Mark Gergen (UC-Berkeley), Appropriate Penalties for Under-paying an Uncertain Tax:

This article considers the appropriate penalty structure when a taxpayer underpays an uncertain tax assuming there is a low probability of the taxpayer’s position being audited by the government. Despite the ubiquity of uncertainty in tax law the question of how legal and factual uncertainty regarding a tax interacts with a low audit rate in affecting taxpayer compliance has received surprisingly little attention. As far as I know, this article is the first to observe that increasing the penalty for under-reporting to compensate for a low audit rate has a perverse effect on tax reporting when the tax due is uncertain. As a result of an asymmetry in the treatment of tax underpayments and overpayments – the former are scaled up by the penalty while the latter, at best, are refunded dollar for dollar with interest – taxpayers have an incentive to underpay by a large margin when the tax due is uncertain. This is true even if the penalty is the inverse of the audit rate. Counterbalancing this effect is the risk that arises from the interaction of a penalty multiplier with uncertainty about the outcome on audit. A penalty multiplier that is a fraction of the inverse of the audit rate can create a striking level of risk if the outcome on audit is genuinely uncertain. Indeed a relatively low penalty multiplier can create significant risk even for a taxpayer who takes a moderate position on an uncertain item because of the risk that the government will take an extreme position.
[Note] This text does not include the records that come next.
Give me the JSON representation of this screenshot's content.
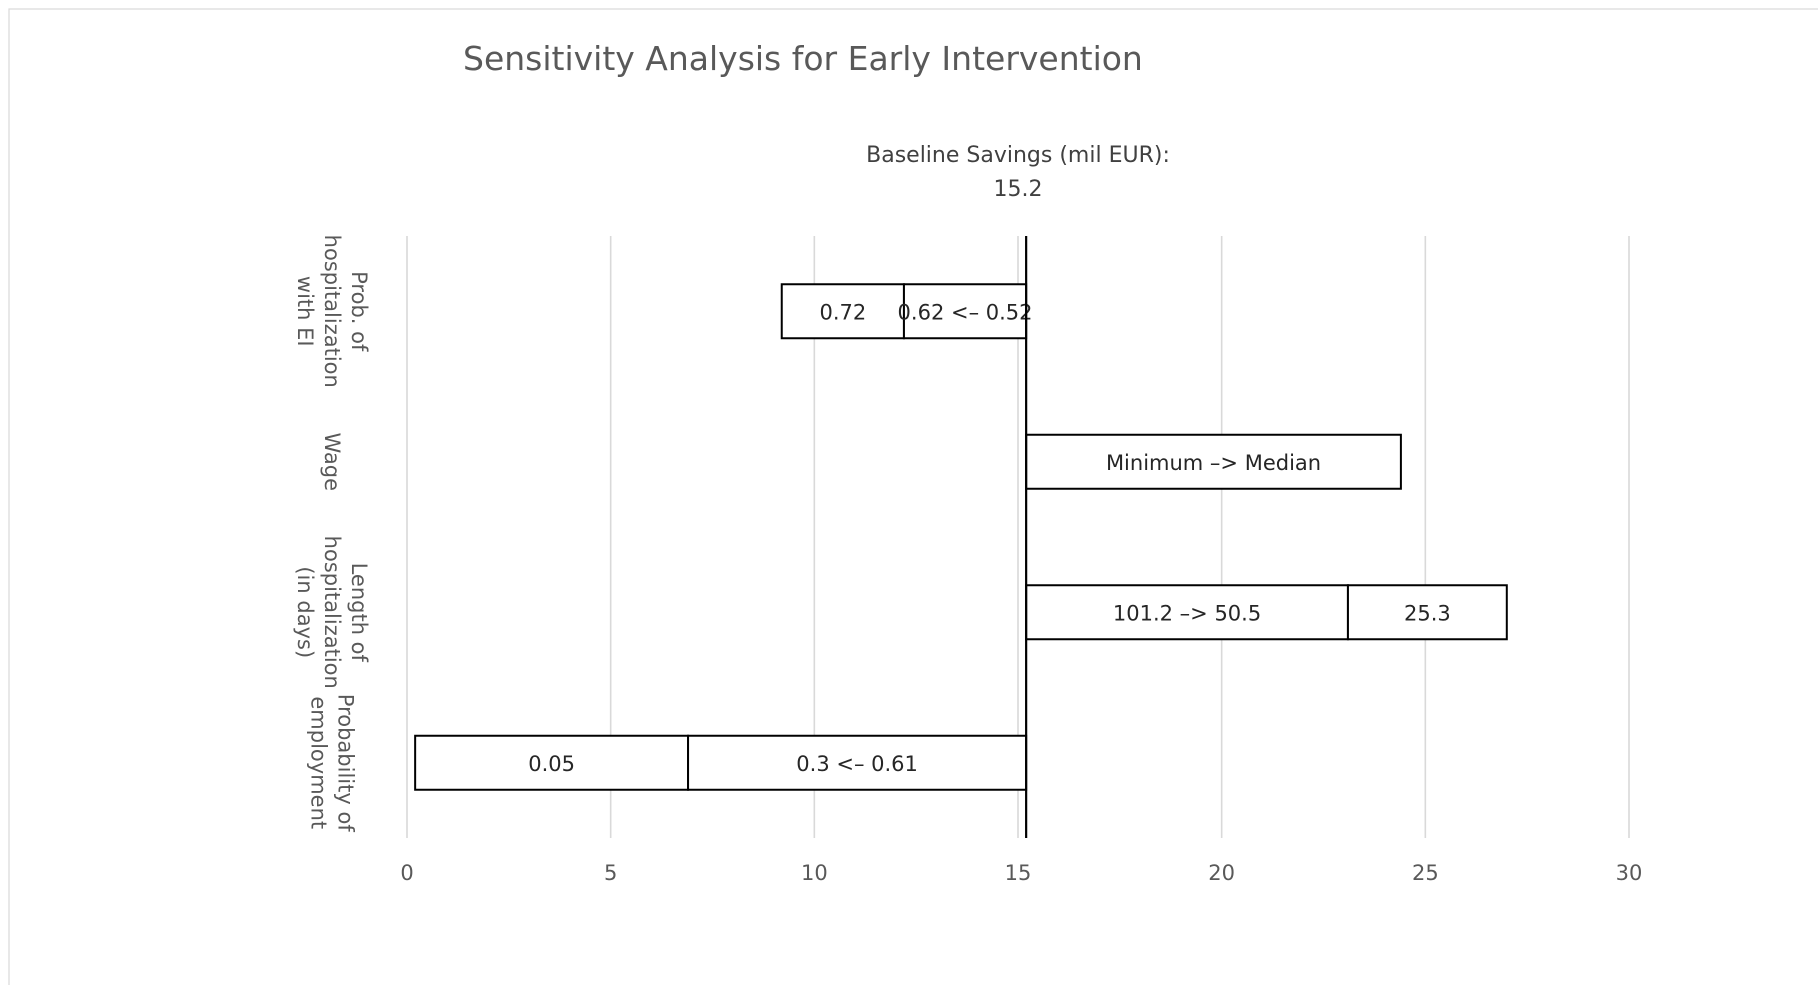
{
  "chart_data": {
    "type": "bar",
    "orientation": "horizontal",
    "title": "Sensitivity Analysis for Early Intervention",
    "annotation": {
      "line1": "Baseline Savings (mil EUR):",
      "line2": "15.2"
    },
    "baseline": 15.2,
    "xlim": [
      0,
      30
    ],
    "x_ticks": [
      0,
      5,
      10,
      15,
      20,
      25,
      30
    ],
    "x_tick_labels": [
      "0",
      "5",
      "10",
      "15",
      "20",
      "25",
      "30"
    ],
    "grid": true,
    "categories": [
      {
        "label_lines": [
          "Prob. of",
          "hospitalization",
          "with EI"
        ],
        "segments": [
          {
            "start": 9.2,
            "end": 12.2,
            "label": "0.72"
          },
          {
            "start": 12.2,
            "end": 15.2,
            "label": "0.62 <– 0.52"
          }
        ]
      },
      {
        "label_lines": [
          "Wage"
        ],
        "segments": [
          {
            "start": 15.2,
            "end": 24.4,
            "label": "Minimum –> Median"
          }
        ]
      },
      {
        "label_lines": [
          "Length of",
          "hospitalization",
          "(in days)"
        ],
        "segments": [
          {
            "start": 15.2,
            "end": 23.1,
            "label": "101.2 –> 50.5"
          },
          {
            "start": 23.1,
            "end": 27.0,
            "label": "25.3"
          }
        ]
      },
      {
        "label_lines": [
          "Probability of",
          "employment"
        ],
        "segments": [
          {
            "start": 0.2,
            "end": 6.9,
            "label": "0.05"
          },
          {
            "start": 6.9,
            "end": 15.2,
            "label": "0.3 <– 0.61"
          }
        ]
      }
    ]
  }
}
The problem confronting tax policy-makers is to design a penalty structure that can both deter risk neutral taxpayers from taking aggressive positions when the tax due is uncertain while at the same time not making risk averse taxpayers unduly cautious regarding transactions that have uncertain tax consequences. While I do not solve this problem here I do propose a partial solution and identify an important parameter of a general solution. I argue that the appropriate penalty for under-paying an uncertain tax is fault-based with a penalty that is significantly higher than current penalties but that is in the range of what may be politically feasible. In particular, there is good reason to expect a fault-based mis-valuation penalty in the order of magnitude of 150% of a deficiency will generate sufficient risk to deter many taxpayers from reporting an aggressive value. The efficacy of such a penalty depends on taxpayer risk aversion. The penalty will not deter a risk neutral or risk preferring taxpayer from taking an aggressive position on an uncertain item. But even a penalty that is an inverse of the audit rate will not deter taxpayers who genuinely are risk neutral or risk preferring from taking aggressive positions in the face of uncertainty. For them a solution for aggressive reporting must be found in other levers, such as third-party penalties or enforcement strategies that make taxpayers expect more aggressive positions are likely to be audited.
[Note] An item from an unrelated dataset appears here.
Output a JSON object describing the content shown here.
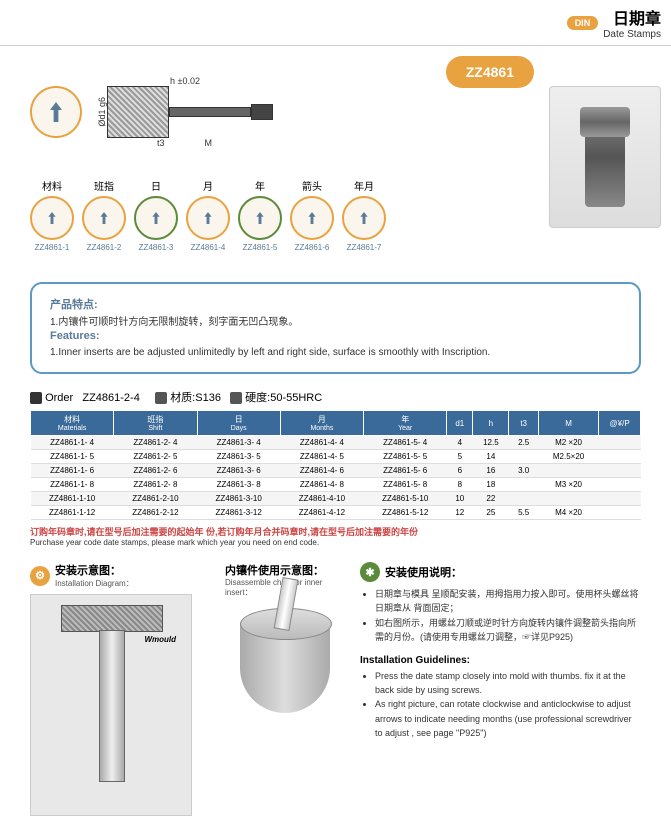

Susan C. Morse (Santa Clara), How to Pass a VAT in the United States: Six Ideas from Australia:

Although no country offers a blueprint for passage of a value-added tax in the U.S., Australia provides an interesting starting point. Australia enacted its GST in 1999 in the regular course of its parliamentary system and without significant external pressure from financial markets, the EU, the World Bank or the IMF. In contrast to the Mulroney government in Canada, John Howard's center-right government in Australia retained control for seven years after successfully pursuing GST enactment. Important factors distinguish the Australian situation from the current U.S. situation, not least the fact that center-right U.S. politicians are hardly ready to lead the charge to enact a VAT. Nevertheless, the Australian story offers at least six interesting ideas for the United States: (1) persuade tax policymakers; (2) persuade business interests with an optimal tax, or competitiveness, analysis; (3) build an interest group coalition parallel to the legislative process; (4) make changes to the personal income tax to address regressivity; (5) consider a side payment to the states; and (6) advertise.